Finley after the successful surgery with his mother

Professor Massimo Caputo from the Bristol Heart Institute used pioneering stem cell injections to correct baby Finley's heart defect. He hopes to develop the technology so children born with the congenital cardiac disease will not need as many operations.

The child was born with the main arteries in his heart the wrong way around and had his first open-heart surgery at Bristol Royal Hospital for Children at just four days old.

However, the surgery did not solve the problem and his heart function deteriorated significantly, with the left side of the heart suffering from a severe lack of blood flow.

After weeks in intensive care, it looked like there was no conventional way to treat Finley's condition and he was reliant on drugs to keep his heart going.
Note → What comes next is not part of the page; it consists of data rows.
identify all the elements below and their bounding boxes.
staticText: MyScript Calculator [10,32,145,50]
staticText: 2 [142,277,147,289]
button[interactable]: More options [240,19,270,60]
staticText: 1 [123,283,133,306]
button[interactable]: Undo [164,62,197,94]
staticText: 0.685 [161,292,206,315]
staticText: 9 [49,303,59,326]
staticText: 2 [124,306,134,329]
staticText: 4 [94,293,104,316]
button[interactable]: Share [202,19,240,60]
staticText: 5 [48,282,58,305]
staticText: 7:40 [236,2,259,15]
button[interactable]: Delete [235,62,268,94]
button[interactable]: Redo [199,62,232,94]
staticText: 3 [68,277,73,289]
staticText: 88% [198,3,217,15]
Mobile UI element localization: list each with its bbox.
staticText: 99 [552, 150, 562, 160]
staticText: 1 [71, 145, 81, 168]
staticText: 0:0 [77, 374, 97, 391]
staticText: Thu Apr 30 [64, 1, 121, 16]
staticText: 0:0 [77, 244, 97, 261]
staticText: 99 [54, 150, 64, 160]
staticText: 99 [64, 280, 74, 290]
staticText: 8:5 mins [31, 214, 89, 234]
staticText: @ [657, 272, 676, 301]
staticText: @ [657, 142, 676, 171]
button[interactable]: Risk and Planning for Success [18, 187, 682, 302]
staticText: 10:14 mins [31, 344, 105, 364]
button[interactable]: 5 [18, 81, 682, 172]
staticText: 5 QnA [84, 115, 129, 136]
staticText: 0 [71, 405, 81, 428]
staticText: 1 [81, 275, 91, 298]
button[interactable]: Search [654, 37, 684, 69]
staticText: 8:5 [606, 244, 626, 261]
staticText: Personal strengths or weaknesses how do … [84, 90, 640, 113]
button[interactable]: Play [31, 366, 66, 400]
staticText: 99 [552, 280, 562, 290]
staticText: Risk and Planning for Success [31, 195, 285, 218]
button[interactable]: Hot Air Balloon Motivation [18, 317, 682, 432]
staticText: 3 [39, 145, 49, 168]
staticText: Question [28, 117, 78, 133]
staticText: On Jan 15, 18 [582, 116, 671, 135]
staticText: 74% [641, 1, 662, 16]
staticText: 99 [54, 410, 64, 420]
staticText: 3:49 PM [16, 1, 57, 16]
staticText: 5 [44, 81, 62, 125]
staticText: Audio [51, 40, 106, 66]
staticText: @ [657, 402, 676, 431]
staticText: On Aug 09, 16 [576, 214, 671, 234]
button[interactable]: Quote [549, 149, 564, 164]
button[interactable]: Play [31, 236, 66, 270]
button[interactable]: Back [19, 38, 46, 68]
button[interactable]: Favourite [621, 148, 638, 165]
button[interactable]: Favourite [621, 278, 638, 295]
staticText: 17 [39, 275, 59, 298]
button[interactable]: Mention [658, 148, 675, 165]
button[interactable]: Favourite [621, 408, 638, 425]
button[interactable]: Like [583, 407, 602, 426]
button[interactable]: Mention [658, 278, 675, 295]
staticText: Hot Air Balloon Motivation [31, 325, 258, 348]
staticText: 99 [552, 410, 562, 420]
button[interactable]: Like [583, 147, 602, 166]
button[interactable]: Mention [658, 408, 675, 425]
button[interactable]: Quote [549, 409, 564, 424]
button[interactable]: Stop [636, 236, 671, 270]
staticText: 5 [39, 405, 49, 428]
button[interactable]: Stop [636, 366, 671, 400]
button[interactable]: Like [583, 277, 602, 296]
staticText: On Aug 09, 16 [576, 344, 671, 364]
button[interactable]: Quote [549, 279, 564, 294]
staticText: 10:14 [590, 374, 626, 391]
But a new procedure was tried, involving stem cells from a placenta bank.

Prof Caputo injected the cells directly into Finley's heart in the hope they would help damaged blood vessels grow. The so-called "allogeneic" cells were grown by scientists at the Royal Free Hospital in London, and millions of them were injected into Finley's heart muscle. Allogeneic cells have the ability to grow into tissue that is not rejected and in Finley's case, have regenerated damaged heart muscle.

Using a bio-printer, a stem cell scaffold is made to repair abnormalities to valves in blood vessels and to mend holes between the two main pumping chambers of the heart. Artificial tissue is normally used on babies for cardiac repairs, but it can fail and it does not grow with the heart, so as the children grow, they require more operations.

Prof Caputo hopes a clinical trial on the patches will happen in the next two years, after successful laboratory work. The trial of the stem cell plasters offers hope for patients like Louie from Wales, who has several congenital heart defects. The 13-year-old from Cardiff had his first open heart surgery with Prof Caputo at just two weeks old and then again aged four to replace the material fixing his heart. But because the materials are not completely biological, they are unable to grow with him and he needs repeat operations.

Like Louie, every day in the UK, around 13 babies are diagnosed with a congenital heart defect - a heart condition that develops before the baby is born, according to the British Heart Foundation. A child might therefore have to go through the same heart operation multiple times throughout his childhood - around 200 repeat operations for congenital heart defects are carried out every year in the UK.

Louie hopes the breakthrough means the number of operations he faces will be significantly reduced thanks to the stem cell technology and tissues able to grow with his body. Prof Caputo and his team say the stem cell technology could save the NHS an estimated £30,000 for every operation no longer needed, saving millions of pounds each year.